The 2006 regulation had a positive effect on stabilising the level of f-gas emissions. With the recent amendments the EU hopes to reduce emissions by two-thirds of the 2014 level by 2030. The revised regulation initially affected the supply of bulk HFCs, but from 2017 it also had an effect on the supply of equipment containing HFCs.

From 2015, each producer and importer in the EU who puts HFCs on the market was allocated an annual quota. This quota is based on the annual average of HFCs that they have placed on the market for the period 2009 – 2012. This quota is recalculated every three years, and relevant parties are advised of the new quota value.

Training and Certification

Member states of the EU must either establish certification programmes, or adapt existing programmes, including any evaluation processes. Training must be made available for all personnel responsible for carrying out the following duties:

  • Installation, servicing, maintenance, repair or decommissioning of equipment
  • Leak checks of equipment
  • Recovery of fluorinated gases

It is imperative that companies purchasing fluorinated gases have the correct knowledge, training and certification.
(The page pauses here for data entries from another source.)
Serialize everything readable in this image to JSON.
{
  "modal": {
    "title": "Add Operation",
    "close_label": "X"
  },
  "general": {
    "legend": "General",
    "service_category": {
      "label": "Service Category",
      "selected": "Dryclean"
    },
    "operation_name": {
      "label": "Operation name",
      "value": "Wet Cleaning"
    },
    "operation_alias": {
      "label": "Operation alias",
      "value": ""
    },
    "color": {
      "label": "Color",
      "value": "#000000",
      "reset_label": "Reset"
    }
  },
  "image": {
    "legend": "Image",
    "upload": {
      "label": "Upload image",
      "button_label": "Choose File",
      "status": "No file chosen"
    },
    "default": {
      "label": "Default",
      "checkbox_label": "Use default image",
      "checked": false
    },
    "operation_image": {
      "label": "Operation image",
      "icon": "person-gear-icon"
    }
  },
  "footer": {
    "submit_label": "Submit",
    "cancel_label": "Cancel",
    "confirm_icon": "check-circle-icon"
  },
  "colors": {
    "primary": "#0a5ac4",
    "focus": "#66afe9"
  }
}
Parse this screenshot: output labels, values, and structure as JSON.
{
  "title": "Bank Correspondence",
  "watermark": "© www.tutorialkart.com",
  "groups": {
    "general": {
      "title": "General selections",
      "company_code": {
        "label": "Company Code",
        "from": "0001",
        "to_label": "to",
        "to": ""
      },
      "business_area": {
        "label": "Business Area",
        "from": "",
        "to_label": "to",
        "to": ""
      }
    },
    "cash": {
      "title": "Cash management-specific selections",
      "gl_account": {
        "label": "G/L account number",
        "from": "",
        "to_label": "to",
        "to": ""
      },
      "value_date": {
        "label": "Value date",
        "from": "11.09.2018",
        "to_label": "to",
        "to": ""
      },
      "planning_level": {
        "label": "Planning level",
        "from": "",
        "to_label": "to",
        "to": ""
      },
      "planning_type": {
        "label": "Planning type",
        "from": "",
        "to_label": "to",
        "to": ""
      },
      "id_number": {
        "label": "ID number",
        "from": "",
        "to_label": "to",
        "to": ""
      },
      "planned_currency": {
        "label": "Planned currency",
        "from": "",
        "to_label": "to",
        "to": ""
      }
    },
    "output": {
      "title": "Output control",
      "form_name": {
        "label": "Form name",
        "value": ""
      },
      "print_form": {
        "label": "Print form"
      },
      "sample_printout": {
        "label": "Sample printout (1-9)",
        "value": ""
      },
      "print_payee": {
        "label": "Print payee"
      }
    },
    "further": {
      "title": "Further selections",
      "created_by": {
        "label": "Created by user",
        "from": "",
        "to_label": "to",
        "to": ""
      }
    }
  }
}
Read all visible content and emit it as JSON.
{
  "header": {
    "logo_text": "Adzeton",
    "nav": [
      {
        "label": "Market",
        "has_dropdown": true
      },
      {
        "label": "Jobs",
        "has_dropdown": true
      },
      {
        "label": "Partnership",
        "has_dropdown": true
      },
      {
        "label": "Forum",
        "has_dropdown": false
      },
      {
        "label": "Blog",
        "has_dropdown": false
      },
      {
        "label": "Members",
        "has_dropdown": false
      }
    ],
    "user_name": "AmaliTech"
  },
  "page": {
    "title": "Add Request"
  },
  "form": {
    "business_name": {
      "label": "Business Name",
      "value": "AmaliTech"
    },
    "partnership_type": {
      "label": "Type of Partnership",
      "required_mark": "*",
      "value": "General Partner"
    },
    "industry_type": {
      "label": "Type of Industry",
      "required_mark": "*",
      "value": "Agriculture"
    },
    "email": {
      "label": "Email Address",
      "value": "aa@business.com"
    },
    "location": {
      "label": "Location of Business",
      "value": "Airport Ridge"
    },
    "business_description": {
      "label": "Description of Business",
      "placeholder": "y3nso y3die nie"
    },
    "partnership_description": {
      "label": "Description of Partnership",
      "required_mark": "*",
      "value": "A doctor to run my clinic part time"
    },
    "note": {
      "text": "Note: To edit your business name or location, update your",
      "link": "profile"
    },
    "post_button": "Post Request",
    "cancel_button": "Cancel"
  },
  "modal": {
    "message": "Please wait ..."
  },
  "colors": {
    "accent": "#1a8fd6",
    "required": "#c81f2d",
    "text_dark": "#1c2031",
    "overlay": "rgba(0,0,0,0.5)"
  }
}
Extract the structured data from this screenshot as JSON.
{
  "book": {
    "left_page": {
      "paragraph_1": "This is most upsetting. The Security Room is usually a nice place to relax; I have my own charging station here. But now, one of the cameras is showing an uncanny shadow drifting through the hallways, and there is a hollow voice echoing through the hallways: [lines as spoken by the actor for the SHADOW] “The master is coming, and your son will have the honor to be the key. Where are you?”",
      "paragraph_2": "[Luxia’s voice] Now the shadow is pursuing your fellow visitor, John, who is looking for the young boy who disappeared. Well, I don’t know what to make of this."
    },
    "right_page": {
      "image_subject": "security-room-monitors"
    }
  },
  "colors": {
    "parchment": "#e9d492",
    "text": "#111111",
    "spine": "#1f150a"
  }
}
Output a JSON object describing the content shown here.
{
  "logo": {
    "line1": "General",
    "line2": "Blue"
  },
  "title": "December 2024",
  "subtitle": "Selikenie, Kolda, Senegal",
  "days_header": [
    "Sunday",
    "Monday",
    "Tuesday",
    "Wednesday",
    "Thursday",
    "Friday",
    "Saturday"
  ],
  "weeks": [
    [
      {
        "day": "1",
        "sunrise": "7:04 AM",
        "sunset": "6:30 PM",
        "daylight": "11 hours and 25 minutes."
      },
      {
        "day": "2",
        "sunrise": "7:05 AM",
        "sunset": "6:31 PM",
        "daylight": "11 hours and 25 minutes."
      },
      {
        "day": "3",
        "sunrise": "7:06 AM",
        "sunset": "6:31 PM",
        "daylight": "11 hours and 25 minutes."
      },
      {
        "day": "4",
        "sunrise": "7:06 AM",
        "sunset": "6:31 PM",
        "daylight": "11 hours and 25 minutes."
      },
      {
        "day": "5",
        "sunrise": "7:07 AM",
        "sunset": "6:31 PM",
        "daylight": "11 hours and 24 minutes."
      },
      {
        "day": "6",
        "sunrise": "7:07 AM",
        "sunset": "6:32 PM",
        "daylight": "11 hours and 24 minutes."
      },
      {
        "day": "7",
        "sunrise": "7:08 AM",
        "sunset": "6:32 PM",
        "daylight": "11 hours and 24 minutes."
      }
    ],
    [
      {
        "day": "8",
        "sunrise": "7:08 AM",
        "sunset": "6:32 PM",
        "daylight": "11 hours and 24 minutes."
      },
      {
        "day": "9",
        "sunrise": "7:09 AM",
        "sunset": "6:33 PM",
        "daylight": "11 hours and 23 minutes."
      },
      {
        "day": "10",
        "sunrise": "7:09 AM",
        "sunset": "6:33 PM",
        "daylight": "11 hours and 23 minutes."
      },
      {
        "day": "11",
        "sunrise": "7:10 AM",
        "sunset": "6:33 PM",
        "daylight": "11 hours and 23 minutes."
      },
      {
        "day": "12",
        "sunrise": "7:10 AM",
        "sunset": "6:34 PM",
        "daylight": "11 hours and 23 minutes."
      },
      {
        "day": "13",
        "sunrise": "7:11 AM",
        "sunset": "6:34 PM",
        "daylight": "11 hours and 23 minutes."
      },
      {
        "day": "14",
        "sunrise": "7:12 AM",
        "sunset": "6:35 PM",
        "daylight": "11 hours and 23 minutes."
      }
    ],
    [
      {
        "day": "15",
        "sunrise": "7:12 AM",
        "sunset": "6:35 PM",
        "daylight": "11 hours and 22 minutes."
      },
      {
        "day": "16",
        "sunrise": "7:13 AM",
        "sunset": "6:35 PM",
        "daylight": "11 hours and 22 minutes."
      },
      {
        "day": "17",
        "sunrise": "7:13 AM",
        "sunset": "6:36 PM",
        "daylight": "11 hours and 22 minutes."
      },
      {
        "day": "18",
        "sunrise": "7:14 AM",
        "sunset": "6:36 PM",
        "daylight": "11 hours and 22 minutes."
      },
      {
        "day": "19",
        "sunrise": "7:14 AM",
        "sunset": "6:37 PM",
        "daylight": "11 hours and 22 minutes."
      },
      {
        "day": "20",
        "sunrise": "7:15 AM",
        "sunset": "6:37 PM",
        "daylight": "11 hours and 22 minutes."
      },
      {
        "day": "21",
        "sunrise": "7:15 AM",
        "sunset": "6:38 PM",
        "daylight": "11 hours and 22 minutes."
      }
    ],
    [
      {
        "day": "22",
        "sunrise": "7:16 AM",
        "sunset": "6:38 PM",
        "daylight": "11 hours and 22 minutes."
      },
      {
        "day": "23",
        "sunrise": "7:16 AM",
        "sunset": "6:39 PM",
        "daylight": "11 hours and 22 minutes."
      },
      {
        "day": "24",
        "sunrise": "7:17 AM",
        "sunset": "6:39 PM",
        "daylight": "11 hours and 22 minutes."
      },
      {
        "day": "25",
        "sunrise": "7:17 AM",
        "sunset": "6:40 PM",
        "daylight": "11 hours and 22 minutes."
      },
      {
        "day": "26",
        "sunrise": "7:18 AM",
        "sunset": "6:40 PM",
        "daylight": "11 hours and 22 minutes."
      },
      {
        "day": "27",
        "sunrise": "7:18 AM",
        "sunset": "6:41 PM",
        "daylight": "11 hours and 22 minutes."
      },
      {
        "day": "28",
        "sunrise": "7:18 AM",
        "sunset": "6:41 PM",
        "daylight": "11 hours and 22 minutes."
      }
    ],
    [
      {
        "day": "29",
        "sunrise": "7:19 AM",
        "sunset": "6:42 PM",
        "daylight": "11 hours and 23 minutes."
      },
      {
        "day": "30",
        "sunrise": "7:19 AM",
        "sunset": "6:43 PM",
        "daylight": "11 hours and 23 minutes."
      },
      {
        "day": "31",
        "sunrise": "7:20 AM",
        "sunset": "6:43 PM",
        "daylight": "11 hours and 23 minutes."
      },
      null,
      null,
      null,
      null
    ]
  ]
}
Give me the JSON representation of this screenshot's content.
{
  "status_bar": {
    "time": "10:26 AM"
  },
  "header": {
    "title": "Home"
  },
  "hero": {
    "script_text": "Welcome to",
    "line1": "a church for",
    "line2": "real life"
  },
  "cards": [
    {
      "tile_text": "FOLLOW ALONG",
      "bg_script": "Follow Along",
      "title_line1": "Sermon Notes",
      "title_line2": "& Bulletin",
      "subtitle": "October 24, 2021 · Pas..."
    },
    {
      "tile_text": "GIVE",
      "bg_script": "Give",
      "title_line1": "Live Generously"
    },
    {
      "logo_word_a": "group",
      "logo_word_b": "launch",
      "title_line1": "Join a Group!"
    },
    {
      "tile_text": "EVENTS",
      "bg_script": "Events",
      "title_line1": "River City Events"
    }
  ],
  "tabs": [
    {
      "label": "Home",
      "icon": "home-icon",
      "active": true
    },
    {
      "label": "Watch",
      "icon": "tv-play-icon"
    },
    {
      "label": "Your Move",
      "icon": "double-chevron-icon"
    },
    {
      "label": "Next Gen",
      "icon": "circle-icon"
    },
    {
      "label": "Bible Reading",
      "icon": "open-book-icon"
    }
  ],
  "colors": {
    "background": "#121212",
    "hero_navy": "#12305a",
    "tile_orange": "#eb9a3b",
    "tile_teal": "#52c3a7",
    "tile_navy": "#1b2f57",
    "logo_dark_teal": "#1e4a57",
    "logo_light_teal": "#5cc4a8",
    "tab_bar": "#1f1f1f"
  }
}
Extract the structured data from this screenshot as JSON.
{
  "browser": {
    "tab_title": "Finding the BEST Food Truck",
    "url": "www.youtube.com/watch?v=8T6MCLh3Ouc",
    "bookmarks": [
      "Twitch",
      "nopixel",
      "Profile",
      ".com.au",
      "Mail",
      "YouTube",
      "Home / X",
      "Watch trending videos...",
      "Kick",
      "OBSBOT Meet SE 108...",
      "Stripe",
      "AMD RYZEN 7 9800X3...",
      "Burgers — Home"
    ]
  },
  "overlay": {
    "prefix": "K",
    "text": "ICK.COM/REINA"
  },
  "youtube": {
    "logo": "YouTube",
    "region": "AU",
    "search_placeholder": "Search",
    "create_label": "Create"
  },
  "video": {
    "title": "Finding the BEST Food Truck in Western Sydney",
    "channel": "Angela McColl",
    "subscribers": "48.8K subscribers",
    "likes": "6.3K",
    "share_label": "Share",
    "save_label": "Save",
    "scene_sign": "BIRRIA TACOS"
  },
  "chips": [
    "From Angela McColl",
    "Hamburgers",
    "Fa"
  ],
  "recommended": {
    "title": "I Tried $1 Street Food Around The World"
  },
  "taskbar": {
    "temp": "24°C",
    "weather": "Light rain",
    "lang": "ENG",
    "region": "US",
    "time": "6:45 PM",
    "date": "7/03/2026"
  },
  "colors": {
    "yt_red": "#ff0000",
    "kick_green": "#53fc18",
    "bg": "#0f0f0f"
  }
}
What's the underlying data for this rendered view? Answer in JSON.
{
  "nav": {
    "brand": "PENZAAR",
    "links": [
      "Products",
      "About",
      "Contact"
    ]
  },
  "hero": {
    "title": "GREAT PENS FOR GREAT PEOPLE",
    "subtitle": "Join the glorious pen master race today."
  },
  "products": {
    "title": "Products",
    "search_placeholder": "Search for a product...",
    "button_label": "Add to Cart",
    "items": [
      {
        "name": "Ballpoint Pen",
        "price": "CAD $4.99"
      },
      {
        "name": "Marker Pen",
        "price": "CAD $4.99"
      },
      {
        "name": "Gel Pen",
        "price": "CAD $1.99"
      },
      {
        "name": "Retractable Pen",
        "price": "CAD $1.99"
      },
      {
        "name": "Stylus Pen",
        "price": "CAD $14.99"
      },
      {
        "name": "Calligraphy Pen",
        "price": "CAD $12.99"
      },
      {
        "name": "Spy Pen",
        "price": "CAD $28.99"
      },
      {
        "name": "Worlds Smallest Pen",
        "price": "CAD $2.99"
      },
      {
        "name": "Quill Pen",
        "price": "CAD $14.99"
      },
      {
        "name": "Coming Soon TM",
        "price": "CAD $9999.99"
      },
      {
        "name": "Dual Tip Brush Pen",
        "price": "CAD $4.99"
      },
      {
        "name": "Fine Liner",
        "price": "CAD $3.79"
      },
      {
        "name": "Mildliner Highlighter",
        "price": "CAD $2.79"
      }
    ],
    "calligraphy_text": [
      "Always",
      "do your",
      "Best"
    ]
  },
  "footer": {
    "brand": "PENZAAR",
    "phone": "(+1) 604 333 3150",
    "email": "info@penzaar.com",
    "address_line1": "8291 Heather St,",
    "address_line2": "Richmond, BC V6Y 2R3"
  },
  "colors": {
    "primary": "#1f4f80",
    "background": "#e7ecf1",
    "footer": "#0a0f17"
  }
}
Should they not have certification, they may not be permitted to purchase f-gases.

The training programmes must cover the following:

  • Applicable regulations and technical standards
  • Prevention of emission
  • Recovery of f-gases
  • Safe handling of equipment
  • Information on relevant technologies that can be used to replace f-gases, reduce the use of them, and for their safe handling


Leak Checks and Detection of Leaks

In the previous regulation, the requirement for leak checks and leak detection systems was based on a kilogram threshold for the amount of f-gases. The new regulation moves to a threshold based on the amount of CO₂e, the carbon dioxide equivalent. This move means that some operators will have to conduct checks more frequently than before, while others may be able to conduct checks less often. The frequency will depend on the GWP of the relevant gas that they use in the equipment.

Leak checks must be done for all equipment containing five tonnes or more of CO₂e. This does not apply to CO₂e contained in foam. Leak checks can take place less frequently if there are leak detection systems in place.


The quantity in weight of the fluorinated gases contained in products or equipment, as well as the quantity of the carbon dioxide equivalent of the f-gases must be indicated. In addition, the global warming potential of the gases must be advised. These changes were implemented from the beginning of January 2017.

Implications Post-Brexit

As of the February 2020, the United Kingdom is no longer part of the European Union, but is in a transition period until the end of December 2020. During this period, the EU regulations on F-Gases will still apply.

While it may seem that the EU’s intention with the revised regulation is a bit ambitious, there is a range of alternative options available for products and equipment that require f-gases. These alternatives are more environmentally-friendly and will have much less effect on climate change. If all EU states comply with the regulations, the desired result is achievable. The revised regulations may also encourage further developments in green technologies that will ultimately allow our planet to continue to thrive.